One thought on “About This Blog: ADD and Addiction”

  1. Jan, my heart breaks for you, and of course Chad. A beautiful, sensitive life cut short because of addiction brought on while self-medicating his ADD.

    Tears streamed down my face as I read your description of what it’s like to be an ADD child in school. That was me. Still is, really. Even 50 years later.

    Years ago, as an adult in my 20’s, I was finally diagnosed with ADD (it runs very clearly on my father’s side… who, by the way now also has Parkinson’s, which is dopamine related too. Coincidence? Hmmmm….. I doubt it. Think, Robin Williams.) Getting a diagnosis is never a happy thing, but it gave me some closure on understanding why I’m not like other people. Why I’ve struggled with things that other people don’t. Why I have such low self-esteem.

    Now, having gone through menopause my symptoms have become more than I can bare. And yes, I had begun self-medicating with alcohol. Numb myself out. Put myself to sleep. I can’t bare to look at how I’ve let myself down……. yet again. *sigh* But I knew it wasn’t working. And I knew that’s not the life I want for myself. My life should not be spent with days of ‘just getting through it’, but rather, life full of joy & wonder.

    Over the years I’ve searched the internet for information on dopamine/ADD/Parkinson’s. Recently I finally mustered the strength to begin a journey of taking control of my ADD, rather than IT control me.

    My experience has only added to my sense of hopelessness. I shared my concerns, but instead of my GP wanting to go further into getting a firm diagnosis of ADD, instead she gave me a prescription for an anti-depressant. Not wanting to mess with my brain chemistry, I sought the help of a Psychiatrist, whom I wrongfully assumed would be better equipped and knowledgeable about delicate brain chemistry…. and was I mistaken to think that he’d be more interested in my familial ADD & Parkinson’s?

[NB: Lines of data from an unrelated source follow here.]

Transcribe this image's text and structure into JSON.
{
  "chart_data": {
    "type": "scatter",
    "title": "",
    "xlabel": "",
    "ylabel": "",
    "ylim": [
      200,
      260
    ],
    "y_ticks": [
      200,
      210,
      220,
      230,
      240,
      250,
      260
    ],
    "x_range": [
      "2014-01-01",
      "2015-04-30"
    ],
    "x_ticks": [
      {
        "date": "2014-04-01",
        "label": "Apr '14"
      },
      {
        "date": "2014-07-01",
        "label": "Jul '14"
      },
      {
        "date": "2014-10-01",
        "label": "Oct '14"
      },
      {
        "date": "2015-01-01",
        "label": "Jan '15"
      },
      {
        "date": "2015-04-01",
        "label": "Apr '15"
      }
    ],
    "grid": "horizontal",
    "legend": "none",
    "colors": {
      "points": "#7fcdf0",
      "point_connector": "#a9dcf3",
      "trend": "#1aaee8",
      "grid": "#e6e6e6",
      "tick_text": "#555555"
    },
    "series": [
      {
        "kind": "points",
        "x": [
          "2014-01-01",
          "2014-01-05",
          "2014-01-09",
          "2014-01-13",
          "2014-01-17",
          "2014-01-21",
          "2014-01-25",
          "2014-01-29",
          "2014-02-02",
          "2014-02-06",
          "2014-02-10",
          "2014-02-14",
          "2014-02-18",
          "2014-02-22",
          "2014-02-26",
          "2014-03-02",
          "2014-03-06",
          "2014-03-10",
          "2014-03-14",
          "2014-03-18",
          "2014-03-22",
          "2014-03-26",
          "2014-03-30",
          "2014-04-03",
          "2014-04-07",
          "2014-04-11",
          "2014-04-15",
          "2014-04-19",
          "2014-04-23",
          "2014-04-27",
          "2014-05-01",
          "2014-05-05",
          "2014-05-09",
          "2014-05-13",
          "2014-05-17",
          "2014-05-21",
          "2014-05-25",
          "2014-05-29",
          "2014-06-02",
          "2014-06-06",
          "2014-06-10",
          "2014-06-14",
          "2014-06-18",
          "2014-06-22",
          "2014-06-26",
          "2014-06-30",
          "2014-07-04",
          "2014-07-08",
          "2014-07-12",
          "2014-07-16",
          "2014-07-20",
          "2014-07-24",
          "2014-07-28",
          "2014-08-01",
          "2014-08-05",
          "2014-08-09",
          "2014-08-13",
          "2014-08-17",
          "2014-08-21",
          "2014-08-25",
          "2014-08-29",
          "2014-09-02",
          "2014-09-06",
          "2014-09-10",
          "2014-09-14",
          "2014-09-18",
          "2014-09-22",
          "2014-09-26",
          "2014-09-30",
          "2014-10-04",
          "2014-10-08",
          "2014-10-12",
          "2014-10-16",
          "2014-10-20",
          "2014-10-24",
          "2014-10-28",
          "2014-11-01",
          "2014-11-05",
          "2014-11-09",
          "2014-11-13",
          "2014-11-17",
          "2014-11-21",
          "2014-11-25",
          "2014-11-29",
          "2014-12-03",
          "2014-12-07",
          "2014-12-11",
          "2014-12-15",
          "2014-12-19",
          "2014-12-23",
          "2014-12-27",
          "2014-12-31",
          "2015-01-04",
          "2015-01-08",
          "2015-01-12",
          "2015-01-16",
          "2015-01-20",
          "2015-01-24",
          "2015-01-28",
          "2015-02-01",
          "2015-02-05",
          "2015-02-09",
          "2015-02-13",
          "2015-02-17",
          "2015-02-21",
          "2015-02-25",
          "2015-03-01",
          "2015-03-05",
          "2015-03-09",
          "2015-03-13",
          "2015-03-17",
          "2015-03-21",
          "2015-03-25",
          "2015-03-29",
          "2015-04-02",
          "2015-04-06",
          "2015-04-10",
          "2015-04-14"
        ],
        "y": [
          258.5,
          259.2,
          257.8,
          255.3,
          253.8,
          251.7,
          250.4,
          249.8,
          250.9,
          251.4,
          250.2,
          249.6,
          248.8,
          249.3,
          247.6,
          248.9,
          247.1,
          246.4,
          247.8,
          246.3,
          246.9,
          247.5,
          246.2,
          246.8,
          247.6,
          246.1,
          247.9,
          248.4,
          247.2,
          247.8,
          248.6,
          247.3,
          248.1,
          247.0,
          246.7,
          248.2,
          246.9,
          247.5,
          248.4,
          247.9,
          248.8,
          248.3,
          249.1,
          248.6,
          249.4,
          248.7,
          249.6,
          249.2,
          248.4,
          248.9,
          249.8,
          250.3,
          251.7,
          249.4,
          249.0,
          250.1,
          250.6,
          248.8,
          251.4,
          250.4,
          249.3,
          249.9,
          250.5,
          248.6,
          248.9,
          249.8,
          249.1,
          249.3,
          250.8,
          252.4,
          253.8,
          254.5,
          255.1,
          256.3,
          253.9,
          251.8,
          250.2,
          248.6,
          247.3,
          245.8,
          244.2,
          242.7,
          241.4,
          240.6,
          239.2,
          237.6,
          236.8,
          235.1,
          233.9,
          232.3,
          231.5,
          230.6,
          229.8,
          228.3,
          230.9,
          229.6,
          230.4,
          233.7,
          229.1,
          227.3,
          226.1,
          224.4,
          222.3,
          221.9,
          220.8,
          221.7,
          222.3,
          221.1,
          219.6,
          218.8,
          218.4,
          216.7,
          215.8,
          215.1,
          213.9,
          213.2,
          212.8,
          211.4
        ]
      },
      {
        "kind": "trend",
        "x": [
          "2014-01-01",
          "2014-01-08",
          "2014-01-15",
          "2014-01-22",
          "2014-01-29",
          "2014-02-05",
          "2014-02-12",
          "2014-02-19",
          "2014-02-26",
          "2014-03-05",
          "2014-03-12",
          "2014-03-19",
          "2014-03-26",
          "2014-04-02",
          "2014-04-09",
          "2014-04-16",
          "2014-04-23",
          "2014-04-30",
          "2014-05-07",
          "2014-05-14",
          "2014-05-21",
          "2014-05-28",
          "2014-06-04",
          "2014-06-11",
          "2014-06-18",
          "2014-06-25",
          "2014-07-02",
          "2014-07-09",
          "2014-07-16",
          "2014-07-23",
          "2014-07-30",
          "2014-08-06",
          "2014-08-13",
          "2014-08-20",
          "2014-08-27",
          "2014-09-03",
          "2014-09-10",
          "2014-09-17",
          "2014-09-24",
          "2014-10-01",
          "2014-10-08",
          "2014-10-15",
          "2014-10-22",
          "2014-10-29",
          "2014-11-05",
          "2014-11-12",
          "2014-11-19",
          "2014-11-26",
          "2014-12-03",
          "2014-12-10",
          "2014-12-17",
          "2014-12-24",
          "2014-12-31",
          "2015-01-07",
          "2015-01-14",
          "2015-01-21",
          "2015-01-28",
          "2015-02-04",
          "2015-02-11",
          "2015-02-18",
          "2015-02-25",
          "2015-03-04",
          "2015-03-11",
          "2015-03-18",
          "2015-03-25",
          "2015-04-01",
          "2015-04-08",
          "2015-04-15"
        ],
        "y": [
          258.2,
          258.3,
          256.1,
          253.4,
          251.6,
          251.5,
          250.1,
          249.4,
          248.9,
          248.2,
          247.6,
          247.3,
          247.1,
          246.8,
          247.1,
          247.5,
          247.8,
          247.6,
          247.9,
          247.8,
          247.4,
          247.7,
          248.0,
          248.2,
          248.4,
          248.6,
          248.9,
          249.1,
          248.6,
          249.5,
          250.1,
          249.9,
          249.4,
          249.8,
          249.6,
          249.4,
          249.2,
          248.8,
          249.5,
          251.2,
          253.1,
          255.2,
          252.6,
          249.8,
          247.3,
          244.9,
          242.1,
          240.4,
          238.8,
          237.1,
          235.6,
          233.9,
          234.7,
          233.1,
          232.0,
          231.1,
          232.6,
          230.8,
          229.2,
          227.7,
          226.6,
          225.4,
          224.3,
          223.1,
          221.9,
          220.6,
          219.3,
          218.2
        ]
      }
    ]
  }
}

    When I mentioned my ADD, I was told that ADD is really not something that can be diagnosed, it’s symptoms are to vague, blah, blah, blah. “This office doesn’t prescribe stimulants.” OK, that’s fine, but why is he so ready to simply put me on a receptor-altering anti-depressant which more than likely ISN”T going to actually help with my dopamine related problem? He had zero interest in helping me discover more about my dopamine levels, and whether there really IS something to my suspicions.

    It seems that now there is a backlash against ADD, at least here in Ohio, where no one has ADD we’re all just looking for a prescription for speed?

    So my search for help is back on the internet, where I’ve found your other blog post about ADD & Dopamine, and this, your beautifully moving blog detailing your story. Your story of Chad’s tragic journey with ADD has not been in vain! You’ve given me hope.
    Though am at a loss as to where that hope will come from. I’ve booked an appointment with my GP again, asking her to administer tests of my dopamine levels (Catecholamines (Cats), as you described on your other blog). It is my hope that there will be something conclusive, that will once again show there is an actual reason for my ‘being the way I am’. Something that might lead to a regimen that will restore my sense of well-being & prior zest for life (And possibly ward off an onset of Parkinson’s.)

    Our healthcare system is so broken, so overloaded, we really do have to be pro-active, caring for ourselves, and each other.

    God bless you, for everything you’ve put in to sharing your cautionary tale of your tragic journey that began with Chad’s ADD. You have no idea how your information has helped me, and countless others across the globe.